Ее не стало, и целую неделю, барахтаясь в печали, я неистово рассуждал. Мое существование казалось пустым, как белый лист или безлюдный пляж. Желая убежать от всепожирающей безысходности, я тоже решил плыть против течения. Попросил отпуск на год! Затем, убеждая себя (и в это не веря!) в том, что смогу рассказать свою историю, взялся за перо и чернила. Так много всего накопилось; предстоит все разложить по полочкам и понять. И может, где-то в конце пути забрезжит свет, который надо будет собрать и поделиться им с другими.
II
И я повстречал другие глаза
Вскоре после похорон просьба об отпуске была удовлетворена, я уехал.
Настал новый год. Стало быть, снова все сначала. Я цеплялся за эту иллюзию, хоть в жизни никогда нельзя вернуться в начало: прошлое невозможно снести до основания; мы только и делаем, что продлеваем свое прошлое, лелеем его, намерены даже возвысить, если этому не помешает наша хромота.
Купил билет на самолет до Мадрида. Решил пробыть там неделю, не дольше, выбрал наудачу в Интернете рекламное предложение «авиаперелет и отель». Хотелось узнать, куда приведет случай…
Приземлился в отеле «Веллингтон» – маленьком дворце в самом центре квартала Саламанка, который знаменит шикарными ресторанами, картинными галереями и рекламными вывесками магазинов высокой моды. После празднования Дня святого Сильвестра центр города потихоньку приходил в себя, и в парк Ретиро, что рядом с отелем, стекались усталые души. Кругом валялись конфетти, бумажные шляпы и серпантин, которые я топтал, как привидения. Новизна места должна была взволновать; между тем ничто не захватило – ни намека на впечатления, ни малейшего оживления. Словно я лишился чувств. У эвкалиптов, казалось, совсем нет аромата, розарий впал в зимнюю спячку. Неподалеку гулявший с родителями мальчуган жаловался на отсутствие циркача, что проделывал магические трюки с веревкой, и сверкавшей золотым гримом обольстительницы, с которыми можно было фотографироваться. Стоя лицом к пруду, одиноко маячили в отсутствие клиентов карикатурист и торговец африканскими безделушками, будто уцелевшие после катастрофы. На воде, что переливалась всеми цветами радуги, фланировала одна-единственная лодка, напоминавшая венецианскую гондолу. А эта молодая пара, неужели они все еще влюблены?

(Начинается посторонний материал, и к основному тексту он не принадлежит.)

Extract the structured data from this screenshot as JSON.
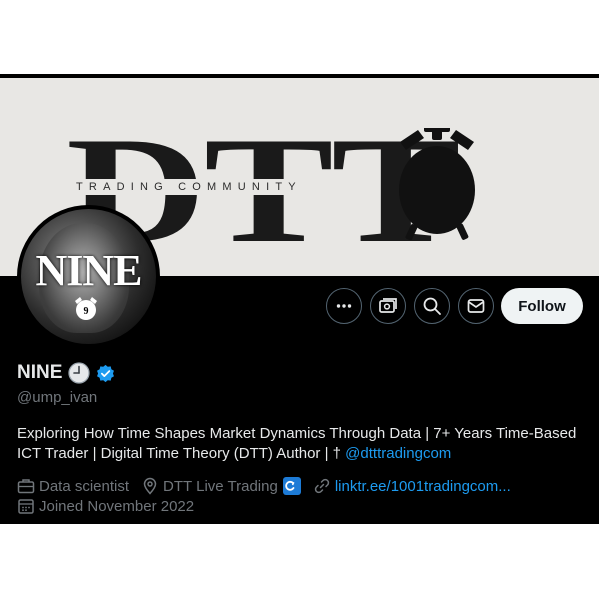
{
  "banner": {
    "logo_letters": "DTT",
    "logo_subtitle": "TRADING COMMUNITY"
  },
  "avatar": {
    "text": "NINE"
  },
  "actions": {
    "more_icon": "more-horizontal-icon",
    "subscribe_icon": "money-icon",
    "search_icon": "search-icon",
    "message_icon": "mail-icon",
    "follow_label": "Follow"
  },
  "profile": {
    "display_name": "NINE",
    "name_emoji": "clock-emoji",
    "verified_icon": "verified-badge-icon",
    "handle": "@ump_ivan",
    "bio_text": "Exploring How Time Shapes Market Dynamics Through Data | 7+ Years Time-Based ICT Trader | Digital Time Theory (DTT) Author | † ",
    "bio_link": "@dtttradingcom",
    "profession": "Data scientist",
    "location": "DTT Live Trading",
    "website": "linktr.ee/1001tradingcom...",
    "joined": "Joined November 2022"
  },
  "colors": {
    "background": "#000000",
    "banner": "#e8e7e4",
    "text_primary": "#e7e9ea",
    "text_secondary": "#71767b",
    "link": "#1d9bf0",
    "follow_button_bg": "#eff3f4"
  }
}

Я долго бродил в прохладе этого утра, пока не очутился в подземном автовокзале. Один из множества автобусов пробудил во мне любопытство – привлекло название конечного пункта его движения: Мехорада-дель-Кампо. «Поселок улучшенной планировки» – перевел я с испанского. Зеленые лампочки букв мигали, и я воспринял это как некое обещание. Спустя полчаса в тридцати километрах от автовокзала меня поразила голубая бесконечность утомленного неба, и неожиданно охватило желание пронзить эту голубизну, как те самолеты, что взлетают один за другим (аэропорт Бахарас находился неподалеку). Пусть меня затянет в половодье света, что хлынул сверху и крутился воронкой на крыше местного собора.
Приблизившись к этому собору, я увидел, что он не достроен и причудливо выступает посреди нового жилого квартала. Его изгибы и женские формы в стиле арт-модерн поразительно контрастировали с квадратными домиками, которые быстро размножались вокруг. Прямо перед его западным фасадом, что «плавился» в разнообразии красных кирпичей, расположился культурный центр. Меня сразу тронула эта недостроенная, вроде как искаженная, церковь. И мне вдруг захотелось в этой церкви заказать молебен за упокой матери, хоть гнев на Господа Бога не стих.
Когда я вошел внутрь, меня поразила еще одна неожиданная картина: сидя на корточках, старик заливает цементом пол. Неподалеку от него дымятся раскаленные угли – остатки сгоревших дров.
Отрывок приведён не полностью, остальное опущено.